You do not get to be a member of parliament, particularly in an area the size of mine, without a great group of people helping you. I would like to acknowledge my electoral council, particularly the chairman, Warwick Knight, the treasurer, Max Lell, and secretary Sarah Johnstone. I would also like to particularly acknowledge Peter Bartley. Peter Bartley is a campaign director extraordinaire who has no peer, I do not believe, in organisation. To organise 115 booths across 256,000 square kilometres is no mean task. The other people I would like to acknowledge are my staff. I run two offices-one in Dubbo and one in Moree. I have five full-time staff and two casual staff. They are the real people who do the work for the people of the Parkes electorate. A lot of the support that I managed to gain-indeed, with a much improved margin-was due to the good work of my staff in an unbiased and professional manner. I would like to thank them for the hard work that they do, working in two offices.

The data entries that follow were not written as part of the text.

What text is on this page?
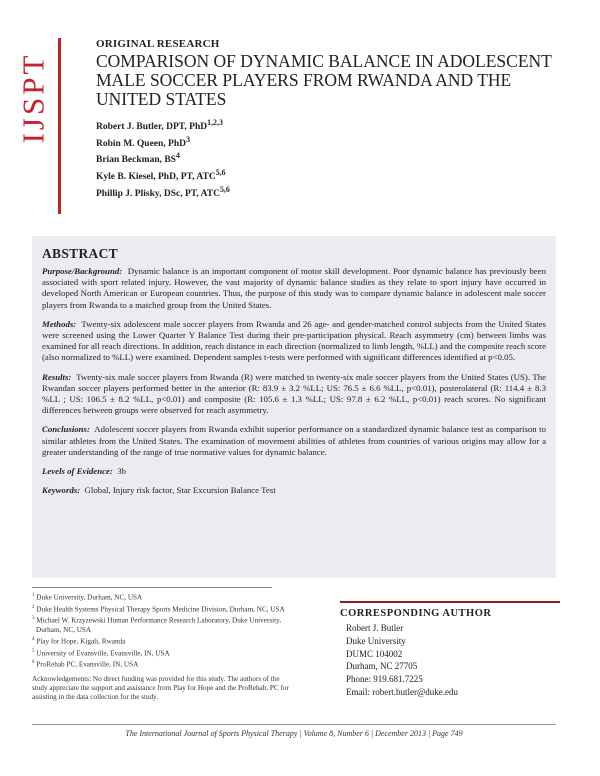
IJSPT
ORIGINAL RESEARCH
COMPARISON OF DYNAMIC BALANCE IN ADOLESCENT MALE SOCCER PLAYERS FROM RWANDA AND THE UNITED STATES
Robert J. Butler, DPT, PhD$^{1,2,3}$
Robin M. Queen, PhD$^3$
Brian Beckman, $BS^4$
Kyle B. Kiesel, PhD, PT, ATC$^{5,6}$
Phillip J. Plisky, DSc, PT, ATC$^{5,6}$
ABSTRACT

Purpose/Background: Dynamic balance is an important component of motor skill development. Poor dynamic balance has previously been associated with sport related injury. However, the vast majority of dynamic balance studies as they relate to sport injury have occurred in developed North American or European countries. Thus, the purpose of this study was to compare dynamic balance in adolescent male soccer players from Rwanda to a matched group from the United States.

Methods: Twenty-six adolescent male soccer players from Rwanda and 26 age- and gender-matched control subjects from the United States were screened using the Lower Quarter Y Balance Test during their pre-participation physical. Reach asymmetry (cm) between limbs was examined for all reach directions. In addition, reach distance in each direction (normalized to limb length, %LL) and the composite reach score (also normalized to %LL) were examined. Dependent samples t-tests were performed with significant differences identified at p<0.05.

Results: Twenty-six male soccer players from Rwanda (R) were matched to twenty-six male soccer players from the United States (US). The Rwandan soccer players performed better in the anterior (R: 83.9 ± 3.2 %LL; US: 76.5 ± 6.6 %LL, p<0.01), posterolateral (R: 114.4 ± 8.3 %LL ; US: 106.5 ± 8.2 %LL, p<0.01) and composite (R: 105.6 ± 1.3 %LL; US: 97.8 ± 6.2 %LL, p<0.01) reach scores. No significant differences between groups were observed for reach asymmetry.

Conclusions: Adolescent soccer players from Rwanda exhibit superior performance on a standardized dynamic balance test as comparison to similar athletes from the United States. The examination of movement abilities of athletes from countries of various origins may allow for a greater understanding of the range of true normative values for dynamic balance.

Levels of Evidence: 3b

Keywords: Global, Injury risk factor, Star Excursion Balance Test

$^1$ Duke University, Durham, NC, USA
$^2$ Duke Health Systems Physical Therapy Sports Medicine Division, Durham, NC, USA
$^3$ Michael W. Krzyzewski Human Performance Research Laboratory, Duke University, Durham, NC, USA
$^4$ Play for Hope, Kigali, Rwanda
$^5$ University of Evansville, Evansville, IN, USA
$^6$ ProRehab PC, Evansville, IN, USA
Acknowledgements: No direct funding was provided for this study. The authors of the study appreciate the support and assistance from Play for Hope and the ProRehab, PC for assisting in the data collection for the study.
CORRESPONDING AUTHOR
Robert J. Butler
Duke University
DUMC 104002
Durham, NC 27705
Phone: 919.681.7225
Email: robert.butler@duke.edu
The International Journal of Sports Physical Therapy | Volume 8, Number 6 | December 2013 | Page 749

Trying to run them as one office is not without its difficulties, and I would like to acknowledge the good work that they do.
The other people I would like to acknowledge are my family, particularly my wife Robyn who is a political campaigner extraordinaire. She will not rest if there is a door to knock on. Indeed, her reputation across the Parkes electorate somewhat supersedes mine. I believe if I went under a bus Robyn would get the job as the member for Parkes with no problem at all. She has given up her career. She is a full-time volunteer for the people of the Parkes electorate. She works for no pay and she travels with me wherever we are, whether we are in Canberra or in the electorate. She makes sure that the issues that I say I am going to follow up get followed up. I could not do the job without her support.
In conclusion, it is a great privilege to be a member of parliament. It is a great privilege to be the member for Parkes. I would not swap my electorate for any other. I look forward to representing my constituents and not only dealing with the issues but also driving an agenda that is going to recognise the great contribution that the people of Parkes have made and can continue to make to the welfare of this country.